Dans la réunion récente de Caracas, les pays de l’Amérique latine sont-ils arrivés à une position commune ?

Il y a eu plusieurs rencontres pour discuter de la crise alimentaire : d’abord la conférence de Brasilia, puis l’initiative d’un groupe de pays qui ont convoqué une réunion à Managua, sous l’impulsion du président nicaraguayen Daniel Ortega, un sommet des pays de l’ALBA, Alternative bolivarienne des Amériques, et puis la Cumbre de Caracas, du système économique latino-américain, le 30. Indépendamment des occasions spécifiques, il existe de toutes façons une reconnaissance de l’urgence commune. A la réunion de Managua, seuls certains pays, comme le Salvador, ou le Costa Rica, ont présenté des réserves à certains paragraphes d’un texte commun qui mettaient en évidence le lien entre les politiques néo-libérales et la nature de la crise alimentaire.

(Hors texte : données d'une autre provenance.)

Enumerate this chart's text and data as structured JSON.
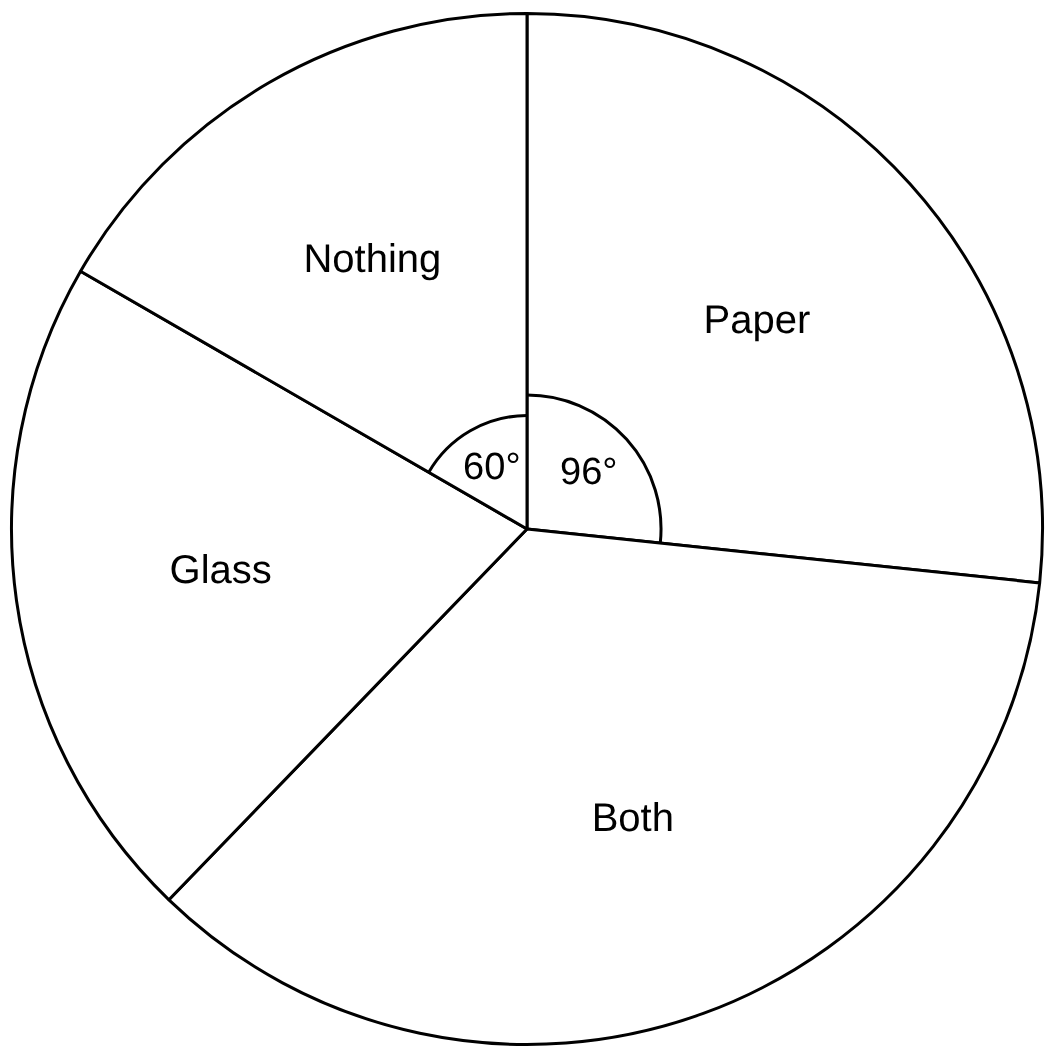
{
  "chart_data": {
    "type": "pie",
    "categories": [
      "Paper",
      "Both",
      "Glass",
      "Nothing"
    ],
    "values": [
      96,
      128,
      76,
      60
    ],
    "colors": [
      "#ffffff",
      "#ffffff",
      "#ffffff",
      "#ffffff"
    ],
    "value_labels": [
      "96°",
      null,
      null,
      "60°"
    ],
    "legend": false
  }
}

Une des questions en jeu concerne l’utilisation des agro combustibles et des OGM. Quelle est la position de Cuba ?

Il y a deux versants au problème : l’un est celui des aliments, comme le maïs, utilisés pour remplir les réservoirs d’essence et pas le ventre des gens. Comme au Mexique, où il faut importer du blé en excédent des Etats-Unis parce que ce qu’on produit sert aux agro-combustibles. Et puis il y a le biocombustible qu’on tire de la canne à sucre, où on a dans le processus de production de nombreux dérivés comme les alcools qui peuvent servir pour le rhum ou pour un usage médical, ou bien pour les carburants. Aujourd’hui, le prix du sucre, à la différence des autres aliments, est resté le même, donc on court le risque que de grandes quantités de terres soient utilisées à la production de canne à sucre, pas tellement pour le sucre mais pour l’éthanol, et que ces utilisations endommagent des terres auparavant consacrées à la production d’autres types d’aliments. Il faut au contraire avoir une politique rationnelle, sans inutiles guerres de religion.

Que se passe-t-il par contre aujourd’hui dans l’industrie des agro-combustibles ? On développe aussi des technologies nouvelles pour produire des biocarburants à partir de déchets végétaux de cellulose de nombreuses plantes. Il faut faire attention, parce que ceux qui travaillent sur ce sujet sont les grandes multinationales qui peuvent payer beaucoup d’argent pour la recherche et en avoir ensuite l’exclusivité sur le marché. Et de cette façon, après avoir détruit la production de maïs, ils produiront de la cellulose avec leurs technologies à usage exclusif. C’est pour cela qu’il faut imposer un droit au partage des brevets et des licences, chercher une solution intégrale.

Les OGM, le transgénique, c’est un autre sujet. Cuba n’a pas adopté les OGM, mais nous sommes en train de faire notre propre recherche à ce sujet.